The personal data of hundreds of officers working for Greater Manchester Police has been exposed as the result of a ransomware attack against a third-party ID card supplier. According to a statement issued by the police department earlier today, the data included officers’ names, addresses and photographs. The breach is the fifth successful cyberattack on UK law enforcement agencies within the last two months.
Police officers and staff were informed of the hack yesterday. “At this stage, it’s not believed this data includes financial information,” said Assistant Chief Constable Colin McFarlane, in a statement. “We have contacted the Information Commissioner’s Office and are doing everything we can to ensure employees are kept informed, their questions are answered, and they feel supported. This is being treated extremely seriously, with a nationally-led criminal investigation into the attack.”

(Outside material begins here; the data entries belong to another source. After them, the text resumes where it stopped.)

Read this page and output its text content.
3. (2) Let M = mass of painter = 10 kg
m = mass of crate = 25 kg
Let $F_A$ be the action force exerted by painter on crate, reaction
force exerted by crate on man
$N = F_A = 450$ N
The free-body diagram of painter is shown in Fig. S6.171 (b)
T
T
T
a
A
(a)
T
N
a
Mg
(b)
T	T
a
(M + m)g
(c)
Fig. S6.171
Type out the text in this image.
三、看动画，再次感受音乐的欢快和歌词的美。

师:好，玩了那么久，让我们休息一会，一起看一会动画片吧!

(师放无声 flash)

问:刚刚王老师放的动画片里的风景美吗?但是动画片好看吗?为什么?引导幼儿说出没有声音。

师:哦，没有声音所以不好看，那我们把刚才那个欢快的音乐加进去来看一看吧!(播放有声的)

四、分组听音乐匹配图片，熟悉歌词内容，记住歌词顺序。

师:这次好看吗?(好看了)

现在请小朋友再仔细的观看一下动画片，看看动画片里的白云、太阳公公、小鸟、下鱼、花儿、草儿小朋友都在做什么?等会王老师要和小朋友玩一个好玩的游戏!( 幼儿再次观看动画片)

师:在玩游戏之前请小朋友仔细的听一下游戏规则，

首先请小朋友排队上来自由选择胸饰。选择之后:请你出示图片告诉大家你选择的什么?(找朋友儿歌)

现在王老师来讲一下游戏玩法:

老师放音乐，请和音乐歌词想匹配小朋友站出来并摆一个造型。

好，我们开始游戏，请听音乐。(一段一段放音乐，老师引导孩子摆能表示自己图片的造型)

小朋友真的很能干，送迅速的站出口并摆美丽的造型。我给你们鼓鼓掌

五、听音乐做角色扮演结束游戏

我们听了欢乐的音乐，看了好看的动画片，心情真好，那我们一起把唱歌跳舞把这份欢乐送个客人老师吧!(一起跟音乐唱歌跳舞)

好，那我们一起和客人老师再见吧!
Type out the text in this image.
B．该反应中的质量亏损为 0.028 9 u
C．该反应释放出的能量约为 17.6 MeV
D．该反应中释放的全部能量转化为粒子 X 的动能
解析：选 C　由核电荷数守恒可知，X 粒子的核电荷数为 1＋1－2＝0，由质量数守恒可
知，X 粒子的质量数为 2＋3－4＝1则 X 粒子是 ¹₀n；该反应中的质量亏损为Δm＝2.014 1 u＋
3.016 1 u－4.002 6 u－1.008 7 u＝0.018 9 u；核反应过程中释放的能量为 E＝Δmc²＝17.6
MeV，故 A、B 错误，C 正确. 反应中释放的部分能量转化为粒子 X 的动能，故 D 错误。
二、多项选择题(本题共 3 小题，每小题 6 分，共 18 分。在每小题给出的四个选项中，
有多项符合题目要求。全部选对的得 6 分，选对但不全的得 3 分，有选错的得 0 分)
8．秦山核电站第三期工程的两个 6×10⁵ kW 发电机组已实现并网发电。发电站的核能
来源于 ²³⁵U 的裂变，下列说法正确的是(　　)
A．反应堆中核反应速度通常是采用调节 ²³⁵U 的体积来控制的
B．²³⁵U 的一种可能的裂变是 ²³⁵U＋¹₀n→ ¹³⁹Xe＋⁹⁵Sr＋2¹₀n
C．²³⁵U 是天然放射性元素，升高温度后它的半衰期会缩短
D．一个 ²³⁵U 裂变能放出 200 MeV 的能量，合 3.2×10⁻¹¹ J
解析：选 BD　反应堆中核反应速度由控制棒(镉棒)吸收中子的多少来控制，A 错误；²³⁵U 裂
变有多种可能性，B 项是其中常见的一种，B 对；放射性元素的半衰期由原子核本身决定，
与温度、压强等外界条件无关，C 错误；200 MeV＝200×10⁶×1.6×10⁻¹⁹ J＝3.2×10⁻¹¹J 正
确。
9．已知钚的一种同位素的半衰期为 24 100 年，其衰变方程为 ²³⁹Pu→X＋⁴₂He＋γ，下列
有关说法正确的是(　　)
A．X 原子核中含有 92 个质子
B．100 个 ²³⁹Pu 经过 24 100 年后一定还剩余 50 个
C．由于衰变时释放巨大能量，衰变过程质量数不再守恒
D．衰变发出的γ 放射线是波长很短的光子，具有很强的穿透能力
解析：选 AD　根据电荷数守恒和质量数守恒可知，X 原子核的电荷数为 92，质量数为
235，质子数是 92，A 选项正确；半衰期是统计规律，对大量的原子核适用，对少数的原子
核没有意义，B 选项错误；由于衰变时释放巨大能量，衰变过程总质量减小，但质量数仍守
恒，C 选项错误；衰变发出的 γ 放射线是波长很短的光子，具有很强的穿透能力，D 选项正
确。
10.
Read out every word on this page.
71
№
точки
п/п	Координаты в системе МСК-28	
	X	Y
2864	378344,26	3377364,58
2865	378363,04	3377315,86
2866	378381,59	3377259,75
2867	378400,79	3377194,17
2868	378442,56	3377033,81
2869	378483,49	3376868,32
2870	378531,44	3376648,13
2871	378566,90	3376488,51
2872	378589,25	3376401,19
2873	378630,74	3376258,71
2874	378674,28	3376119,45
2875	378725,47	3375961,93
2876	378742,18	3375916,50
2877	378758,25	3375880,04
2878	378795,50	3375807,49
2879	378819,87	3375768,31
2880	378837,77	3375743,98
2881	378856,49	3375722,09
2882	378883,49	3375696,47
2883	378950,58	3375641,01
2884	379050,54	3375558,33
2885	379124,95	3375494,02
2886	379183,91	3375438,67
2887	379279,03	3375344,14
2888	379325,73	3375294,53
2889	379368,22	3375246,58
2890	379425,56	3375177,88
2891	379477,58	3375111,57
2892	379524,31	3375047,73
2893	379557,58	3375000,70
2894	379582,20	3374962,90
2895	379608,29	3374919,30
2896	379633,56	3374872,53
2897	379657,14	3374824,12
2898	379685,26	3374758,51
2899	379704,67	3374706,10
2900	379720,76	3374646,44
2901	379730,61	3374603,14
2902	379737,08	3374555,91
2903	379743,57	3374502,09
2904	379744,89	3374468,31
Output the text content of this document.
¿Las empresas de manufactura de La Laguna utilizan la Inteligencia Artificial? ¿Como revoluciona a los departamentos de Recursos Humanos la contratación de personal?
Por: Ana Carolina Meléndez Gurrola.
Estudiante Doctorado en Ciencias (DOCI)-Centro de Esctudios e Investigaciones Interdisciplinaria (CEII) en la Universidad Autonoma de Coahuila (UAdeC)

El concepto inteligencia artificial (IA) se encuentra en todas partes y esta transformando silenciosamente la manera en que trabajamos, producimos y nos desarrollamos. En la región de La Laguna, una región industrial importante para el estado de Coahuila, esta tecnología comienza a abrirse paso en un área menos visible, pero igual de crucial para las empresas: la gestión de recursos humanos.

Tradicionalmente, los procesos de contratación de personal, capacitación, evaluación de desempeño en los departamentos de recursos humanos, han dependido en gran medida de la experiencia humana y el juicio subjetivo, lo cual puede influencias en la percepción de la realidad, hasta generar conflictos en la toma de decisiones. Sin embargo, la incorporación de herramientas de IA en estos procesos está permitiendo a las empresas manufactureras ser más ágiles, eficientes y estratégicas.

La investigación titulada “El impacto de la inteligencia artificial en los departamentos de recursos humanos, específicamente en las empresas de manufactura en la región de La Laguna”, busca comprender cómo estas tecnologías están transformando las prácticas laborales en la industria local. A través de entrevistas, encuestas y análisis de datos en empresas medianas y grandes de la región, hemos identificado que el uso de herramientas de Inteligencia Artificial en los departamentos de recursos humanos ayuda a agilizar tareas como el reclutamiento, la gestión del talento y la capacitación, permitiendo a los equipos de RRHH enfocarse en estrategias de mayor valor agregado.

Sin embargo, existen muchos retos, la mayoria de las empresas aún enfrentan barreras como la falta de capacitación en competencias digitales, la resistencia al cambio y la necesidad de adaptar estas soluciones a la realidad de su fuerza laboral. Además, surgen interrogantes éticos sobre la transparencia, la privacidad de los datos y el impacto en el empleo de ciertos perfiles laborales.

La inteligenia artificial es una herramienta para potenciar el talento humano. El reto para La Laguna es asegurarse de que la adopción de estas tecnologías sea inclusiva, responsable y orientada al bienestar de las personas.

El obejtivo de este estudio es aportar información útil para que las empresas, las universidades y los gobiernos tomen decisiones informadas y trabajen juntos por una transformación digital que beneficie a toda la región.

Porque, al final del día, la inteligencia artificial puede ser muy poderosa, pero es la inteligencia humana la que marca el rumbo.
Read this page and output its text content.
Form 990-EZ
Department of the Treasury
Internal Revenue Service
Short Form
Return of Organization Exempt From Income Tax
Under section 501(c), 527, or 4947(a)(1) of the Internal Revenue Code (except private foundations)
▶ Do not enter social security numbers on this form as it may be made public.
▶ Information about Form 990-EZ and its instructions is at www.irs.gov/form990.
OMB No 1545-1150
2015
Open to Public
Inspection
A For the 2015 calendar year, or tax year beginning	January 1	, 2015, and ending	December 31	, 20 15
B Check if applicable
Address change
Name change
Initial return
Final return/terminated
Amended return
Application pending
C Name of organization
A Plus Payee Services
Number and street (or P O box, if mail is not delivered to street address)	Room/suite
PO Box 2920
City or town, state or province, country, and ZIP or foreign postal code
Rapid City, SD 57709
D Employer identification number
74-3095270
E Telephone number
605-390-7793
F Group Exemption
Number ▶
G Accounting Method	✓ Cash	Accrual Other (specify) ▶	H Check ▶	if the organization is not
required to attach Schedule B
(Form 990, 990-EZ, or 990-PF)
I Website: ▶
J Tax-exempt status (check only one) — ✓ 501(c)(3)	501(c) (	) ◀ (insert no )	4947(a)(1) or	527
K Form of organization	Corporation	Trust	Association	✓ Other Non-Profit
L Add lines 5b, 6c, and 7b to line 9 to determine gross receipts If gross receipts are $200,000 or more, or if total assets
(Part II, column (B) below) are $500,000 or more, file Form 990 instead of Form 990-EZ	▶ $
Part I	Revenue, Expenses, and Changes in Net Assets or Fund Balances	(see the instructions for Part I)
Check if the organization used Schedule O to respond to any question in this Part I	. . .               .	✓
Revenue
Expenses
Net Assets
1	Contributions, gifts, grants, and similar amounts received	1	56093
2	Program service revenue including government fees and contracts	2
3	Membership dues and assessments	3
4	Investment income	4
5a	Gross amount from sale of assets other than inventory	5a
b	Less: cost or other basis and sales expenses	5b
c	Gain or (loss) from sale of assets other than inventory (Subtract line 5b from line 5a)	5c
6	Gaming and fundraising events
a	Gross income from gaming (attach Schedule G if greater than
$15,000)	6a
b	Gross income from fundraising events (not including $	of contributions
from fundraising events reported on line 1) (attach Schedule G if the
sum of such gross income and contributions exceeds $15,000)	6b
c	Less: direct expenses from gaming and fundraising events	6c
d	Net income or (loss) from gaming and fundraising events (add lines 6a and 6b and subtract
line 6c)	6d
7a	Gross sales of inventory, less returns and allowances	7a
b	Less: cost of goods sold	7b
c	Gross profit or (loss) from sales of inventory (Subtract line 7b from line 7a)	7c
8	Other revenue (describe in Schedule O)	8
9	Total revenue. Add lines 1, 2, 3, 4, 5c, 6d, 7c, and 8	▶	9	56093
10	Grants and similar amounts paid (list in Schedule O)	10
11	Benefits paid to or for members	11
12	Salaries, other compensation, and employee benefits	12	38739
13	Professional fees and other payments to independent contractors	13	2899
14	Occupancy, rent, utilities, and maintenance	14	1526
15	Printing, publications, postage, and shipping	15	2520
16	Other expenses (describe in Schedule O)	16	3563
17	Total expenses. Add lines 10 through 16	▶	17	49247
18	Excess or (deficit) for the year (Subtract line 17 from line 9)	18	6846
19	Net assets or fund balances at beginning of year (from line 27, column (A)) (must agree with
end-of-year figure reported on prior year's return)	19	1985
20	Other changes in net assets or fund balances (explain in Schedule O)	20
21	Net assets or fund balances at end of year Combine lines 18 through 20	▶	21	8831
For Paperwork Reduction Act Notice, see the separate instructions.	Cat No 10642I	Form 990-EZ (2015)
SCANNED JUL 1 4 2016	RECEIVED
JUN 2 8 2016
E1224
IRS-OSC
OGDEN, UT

Another officer told BBC News anonymously that while the names of many officers were publicly available, there was particular concern regarding the identities of undercover officers.
The name of the third-party supplier and the specific number of those affected remain unknown.
Greater Manchester Police not alone in suffering data breach
This attack is the fifth data leak to hit a UK police force in under two months. In August, London’s Metropolitan Police Service suffered a similar breach, when hackers managed to break into the IT systems of another third-party supplier. The company had access to names, ranks, photos, vetting levels and pay numbers for officers and staff, said the force, but did not hold personal information such as addresses, phone numbers or financial details.
“To have their personal details potentially leaked out into the public domain in this manner, for all to possibly see, will cause colleagues incredible concern and anger,” said the vice-chair of the Metropolitan Police Federation, Rick Prior, at the time. “We share that sense of fury… this is a staggering security breach that should never have happened.”
This attack directly followed a data leak from Norfolk and Suffolk’s police forces, which saw the confidential data of over 1,000 citizens who had been victims of crime accidentally attached to an answer to a Freedom of Information (FOI) request. The leaked data was stored on a system used by the two police forces. In a joint statement issued at the time, they said that they had yet to find any evidence that the information had been accessed by third parties.
Earlier in August, information on a “substantial number” of the Police Service of Northern Ireland’s 10,000 staff was made public online in error as part of an FOI request. It was taken down hours later, but many staff reportedly feared that their identities being made public could have seen them become the target for paramilitary groups.